If he does successfully argue his right to disobey orders, then IMO he still needs to pursue the birth certificate as it will expose Obama for criminal fraud as well as being ineligible for office. And it’s important for any challenge to Obama being a natural born citizen is done on the basis of the Supreme Court’s definition (not Vattel), which said, based on ‘common law,’ that “... all children born in a country of parents who were its citizens became themselves, upon their birth, citizens also. These were natives, or natural-born citizens ...” The military court would have no foundation to argue against this definition.
‘Bout danged time to focus on something other than that birth certificate! This is long overdue IMO.
They should have been focusing on Obama’s daddy from the getgo and that Senate resolution which affirmed TWO citizen parents! Lakin’s defense team not only needs help, they ned to recuse themselves and get Lakin a defense team that actually knows what they’re doing!
I mean, the fact that Obama's father was not a US citizen was a VERY well-known fact during the campaign. It got plenty of discussion here at FR. If that simple fact was, by itself, a Constitutional disqualification, you'd think somebody would've mentioned it long before the election.
But no, Birthers only discovered their favored 'two-citizen-parent' theory right at election time. And they've since spent the two years AFTER the election trying to convince themselves and others that that's the REAL definition.
Bravo! You nailed it. Deals were made, D*** the Constitution, and full speed ahead. This is precisely why none of the GOP insiders will touch this issue either!
Technically it’s not a two-parent requirement, but a one-parent requirement as defined by Vattel ... simply that the citizenship of the child naturally follows the citizenship of the father. So even in a one-parent definition, Obama is still not a natural born citizen. The Supreme Court has cited Vattel frequently over the years and used his definition as the basis for its own definition of natural born citizen. This much is indisputable.
Otherwise, this is a nebulous argument. The public didn’t argue whether Pluto was a planet or not until AFTER scientists declared it was not. Once someone stepped forth with an official definition, then it becomes a public issue, and the same holds true with Obama.

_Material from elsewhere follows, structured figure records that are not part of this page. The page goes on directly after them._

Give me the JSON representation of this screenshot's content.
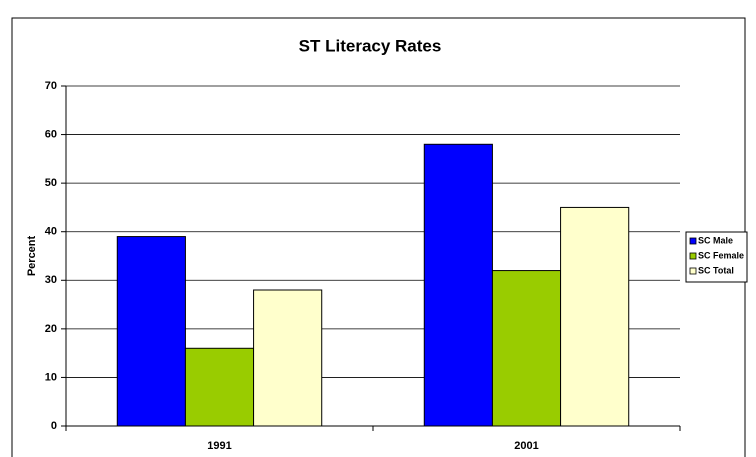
{
  "chart_data": {
    "type": "bar",
    "title": "ST Literacy Rates",
    "y_label": "Percent",
    "categories": [
      "1991",
      "2001"
    ],
    "series": [
      {
        "name": "SC Male",
        "color": "#0000ff",
        "values": [
          39,
          58
        ]
      },
      {
        "name": "SC Female",
        "color": "#99cc00",
        "values": [
          16,
          32
        ]
      },
      {
        "name": "SC Total",
        "color": "#ffffcc",
        "values": [
          28,
          45
        ]
      }
    ],
    "ylim": [
      0,
      70
    ],
    "yticks": [
      0,
      10,
      20,
      30,
      40,
      50,
      60,
      70
    ],
    "grid": true,
    "legend": "right"
  }
}
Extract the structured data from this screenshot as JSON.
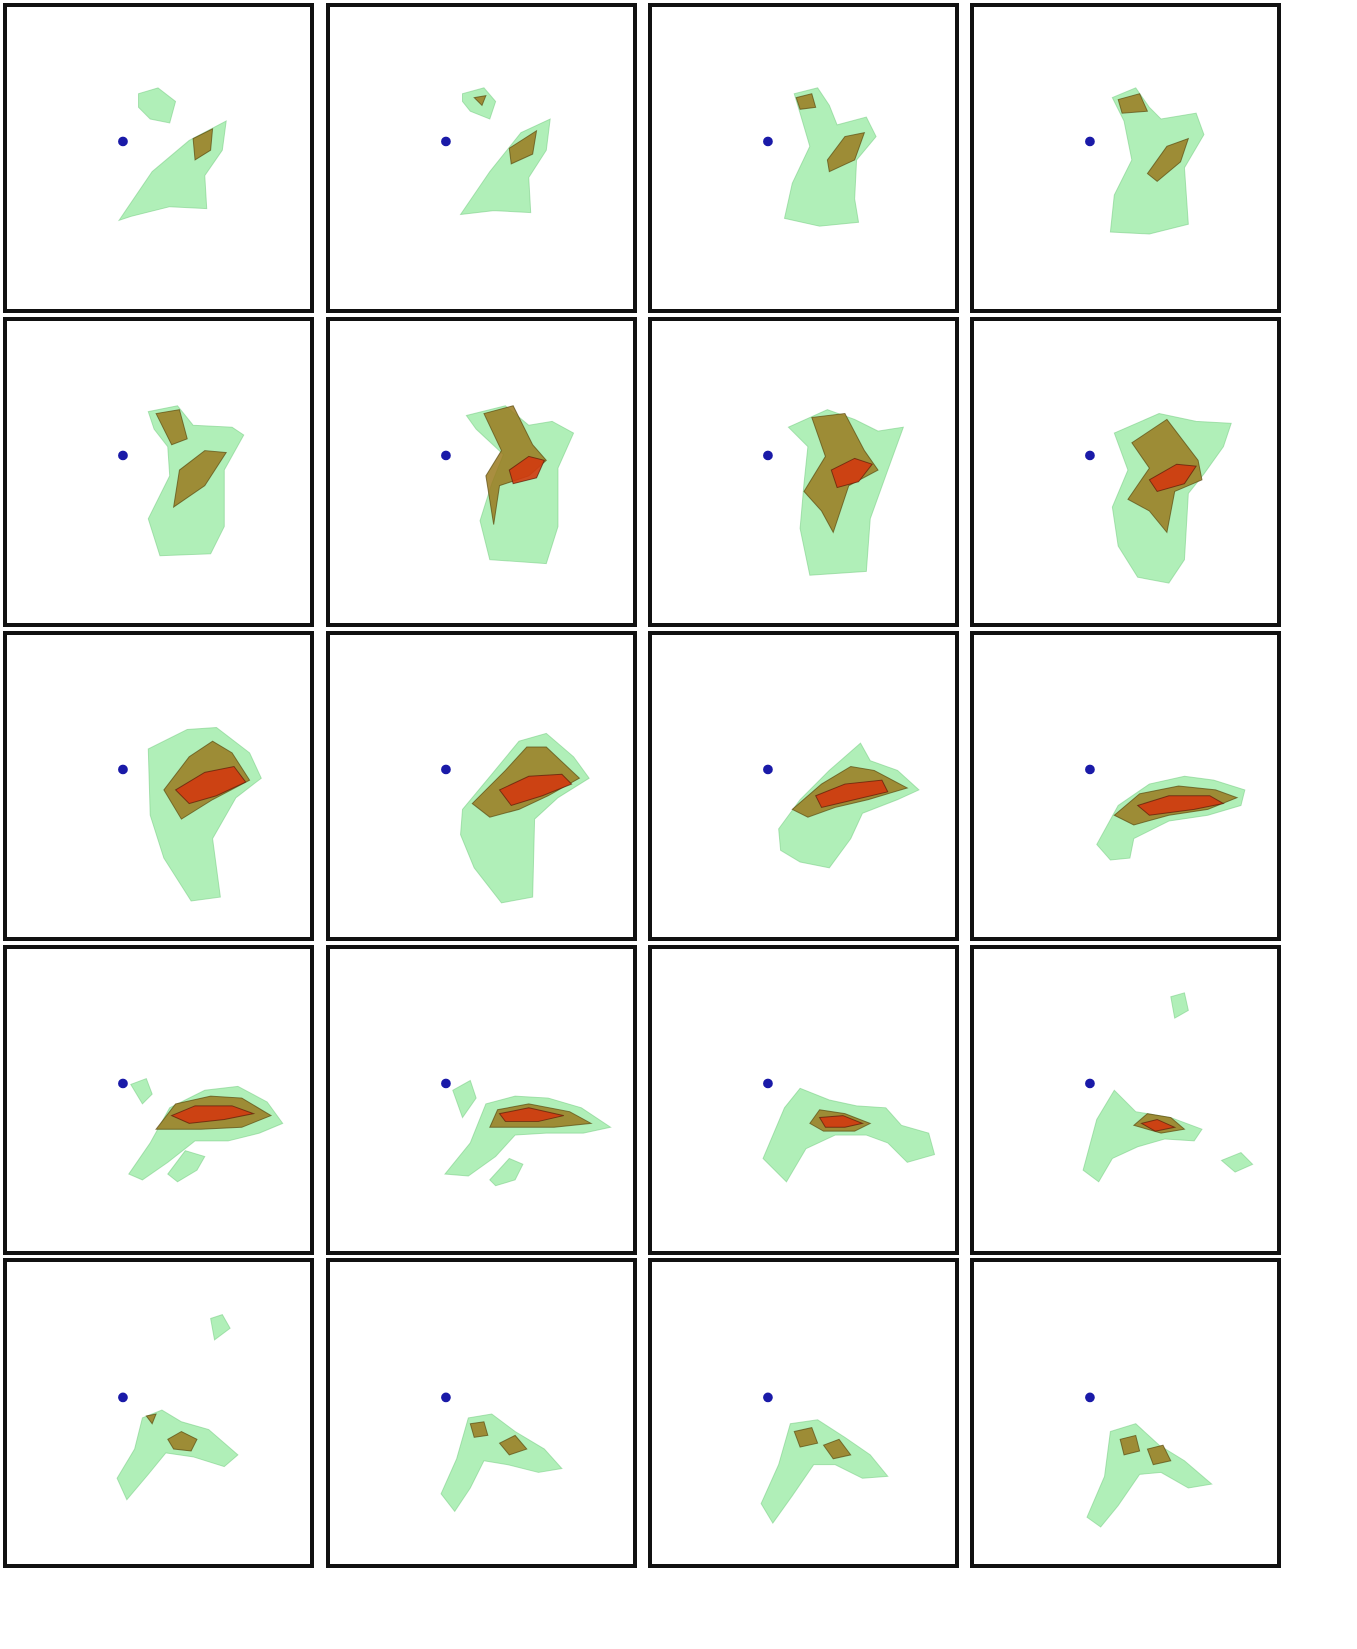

I for one, am happy to say the status of women has changed a great deal from what it was in Vattel's time. We vote now, we can inherit, manage our own finances, in short, we are now recognized as full adult citizens.
Yeah, darn it all...
No one said otherwise, and this doesn’t change the definition of natural born citizen as cited by the Supreme Court.
What next...Driving?!?!?
You betcha!
How about providing the cite?
It was in a previous post:
” ... all children born in a country of parents who were its citizens became themselves, upon their birth, citizens also. These were natives, or natural-born citizens... “
Minor V. Happersett
Ping..................
Because if he sustains his claim that he was born in Hawaii, he is a citizen at birth under the 14th Amendment and has all the rights of a citizen including but not limited to the right to claim he meets the Natural Born test for Presidential eligibility.
Placemark.
You think Mrs rogers and the other guys will join in to support a colleague comrade???
That being the case that the son is NOT following the father's linage should have made him Barry Dunham instead of Obama???